Adam optimizer goes haywire after 200k batches, training loss grows

12,163

Solution 1

Yes. This is a known problem of Adam.

The equations for Adam are

t <- t + 1
lr_t <- learning_rate * sqrt(1 - beta2^t) / (1 - beta1^t)

m_t <- beta1 * m_{t-1} + (1 - beta1) * g
v_t <- beta2 * v_{t-1} + (1 - beta2) * g * g
variable <- variable - lr_t * m_t / (sqrt(v_t) + epsilon)

where m is an exponential moving average of the mean gradient and v is an exponential moving average of the squares of the gradients. The problem is that when you have been training for a long time, and are close to the optimal, then v can become very small. If then all of a sudden the gradients starts increasing again it will be divided by a very small number and explode.
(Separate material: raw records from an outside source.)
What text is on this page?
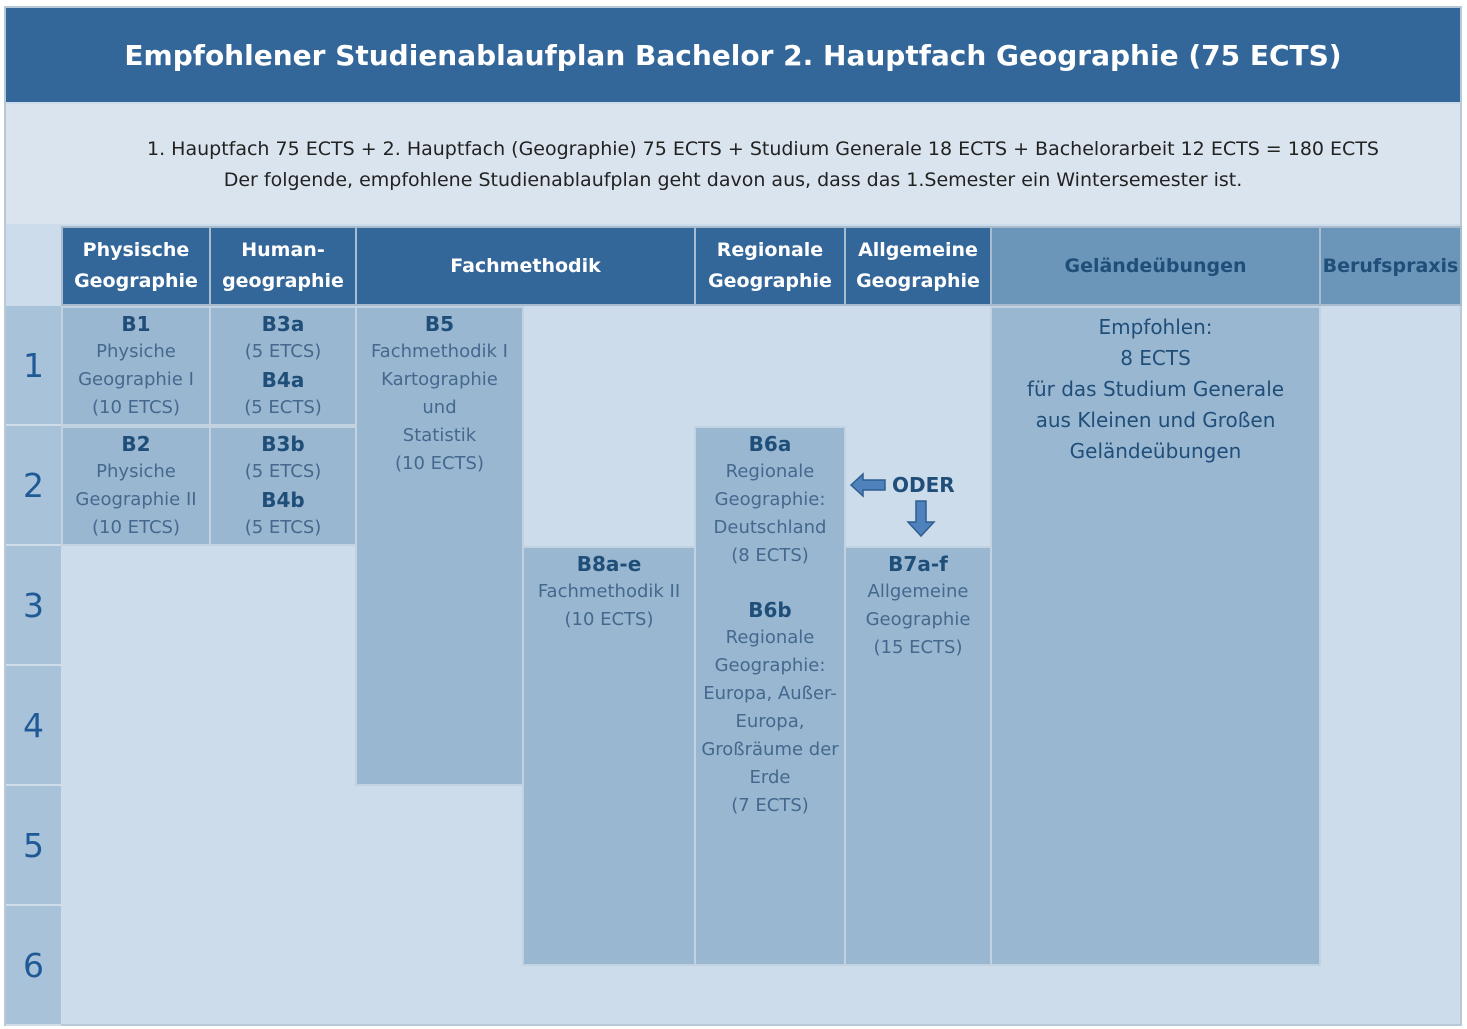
Empfohlener Studienablaufplan Bachelor 2. Hauptfach Geographie (75 ECTS)
1. Hauptfach 75 ECTS + 2. Hauptfach (Geographie) 75 ECTS + Studium Generale 18 ECTS + Bachelorarbeit 12 ECTS = 180 ECTS
Der folgende, empfohlene Studienablaufplan geht davon aus, dass das 1.Semester ein Wintersemester ist.
Physische
Geographie
Human-
geographie
Fachmethodik
Regionale
Geographie
Allgemeine
Geographie
Geländeübungen	Berufspraxis
1
2
3
4
5
6
B1
Physiche
Geographie I
(10 ETCS)
B2
Physiche
Geographie II
(10 ETCS)
B3a
(5 ETCS)
B4a
(5 ECTS)
B3b
(5 ETCS)
B4b
(5 ETCS)
B5
Fachmethodik I
Kartographie
und
Statistik
(10 ECTS)
B8a-e
Fachmethodik II
(10 ECTS)
B6a
Regionale
Geographie:
Deutschland
(8 ECTS)
B6b
Regionale
Geographie:
Europa, Außer-
Europa,
Großräume der
Erde
(7 ECTS)
B7a-f
Allgemeine
Geographie
(15 ECTS)
Empfohlen:
8 ECTS
für das Studium Generale
aus Kleinen und Großen
Geländeübungen
ODER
By default beta1=0.9 and beta2=0.999. So m changes much more quickly than v. So m can start being big again while v is still small and cannot catch up.

To remedy to this problem you can increase epsilon which is 10-8 by default. Thus stopping the problem of dividing almost by 0. Depending on your network, a value of epsilon in 0.1, 0.01, or 0.001 might be good.

Solution 2

Yes this could be some sort of super complicated unstable numbers/equations case, but most certainty your training rate is just simply to high as your loss quickly decreases until 25K and then oscillates a lot in the same level. Try to decrease it by factor of 0.1 and see what happens. You should be able to reach even lower loss value.

Keep exploring! :)

Share:
12,163
sunside
Author by

sunside

Updated on June 07, 2022

Comments

  • sunside
    sunside almost 2 years

    I've been seeing a very strange behavior when training a network, where after a couple of 100k iterations (8 to 10 hours) of learning fine, everything breaks and the training loss grows:

    Loss explodes

    The training data itself is randomized and spread across many .tfrecord files containing 1000 examples each, then shuffled again in the input stage and batched to 200 examples.

    The background

    I am designing a network that performs four different regression tasks at the same time, e.g. determining the likelihood of an object appearing in the image and simultanously determining its orientation. The network starts with a couple of convolutional layers, some with residual connections, and then branches into the four fully-connected segments.

    Since the first regression results in a probability, I'm using cross entropy for the loss, whereas the others use classical L2 distance. However, due to their nature, the probability loss is around the order of 0..1, while the orientation losses can be much larger, say 0..10. I already normalized both input and output values and use clipping

    normalized = tf.clip_by_average_norm(inferred.sin_cos, clip_norm=2.)
    

    in cases where things can get really bad.

    I've been (successfully) using the Adam optimizer to optimize on the tensor containing all distinct losses (rather than reduce_suming them), like so:

    reg_loss = tf.reduce_sum(tf.get_collection(tf.GraphKeys.REGULARIZATION_LOSSES))
    loss = tf.pack([loss_probability, sin_cos_mse, magnitude_mse, pos_mse, reg_loss])
    
    optimizer = tf.train.AdamOptimizer(learning_rate=learning_rate,
                                       epsilon=self.params.adam_epsilon)
    op_minimize = optimizer.minimize(loss, global_step=global_step)
    

    In order to display the results in TensorBoard, I then actually do

    loss_sum = tf.reduce_sum(loss)
    

    for a scalar summary.

    Adam is set to learning rate 1e-4 and epsilon 1e-4 (I see the same behavior with the default value for epislon and it breaks even faster when I keep the learning rate on 1e-3). Regularization also has no influence on this one, it does this sort-of consistently at some point.

    I should also add that stopping the training and restarting from the last checkpoint - implying that the training input files are shuffled again as well - results in the same behavior. The training always seems to behave similarly at that point.

  • sunside
    sunside about 7 years
    I had removed a separate loss function I was using and didn't see this problem anymore ... now I learn that I simply made my model worse instead. D'oh!
  • Kerem T
    Kerem T almost 5 years
    This is great advice. I personally use pytorch and default Adam eps is 1e-8 which is too low in my opinion. 1e-4 allowed me to train without gradient explosion with high learning rate and also no need for gradient clipping too!
  • AleB
    AleB about 4 years
    Can another remedy be beta_1 = beta_2 or it is different than changing epsilon?
  • Ben
    Ben almost 4 years
    "This is a known problem of Adam." Would you be able to link a resource where other discuss this behavior?
  • pkubik
    pkubik over 2 years
    I've seen this advice in several places but I didn't expect to find so sound explanation under a random question on SO. I think this might be an issue with the naming. epsilon just looks like some boring stability constant that you should set low and never bother with it.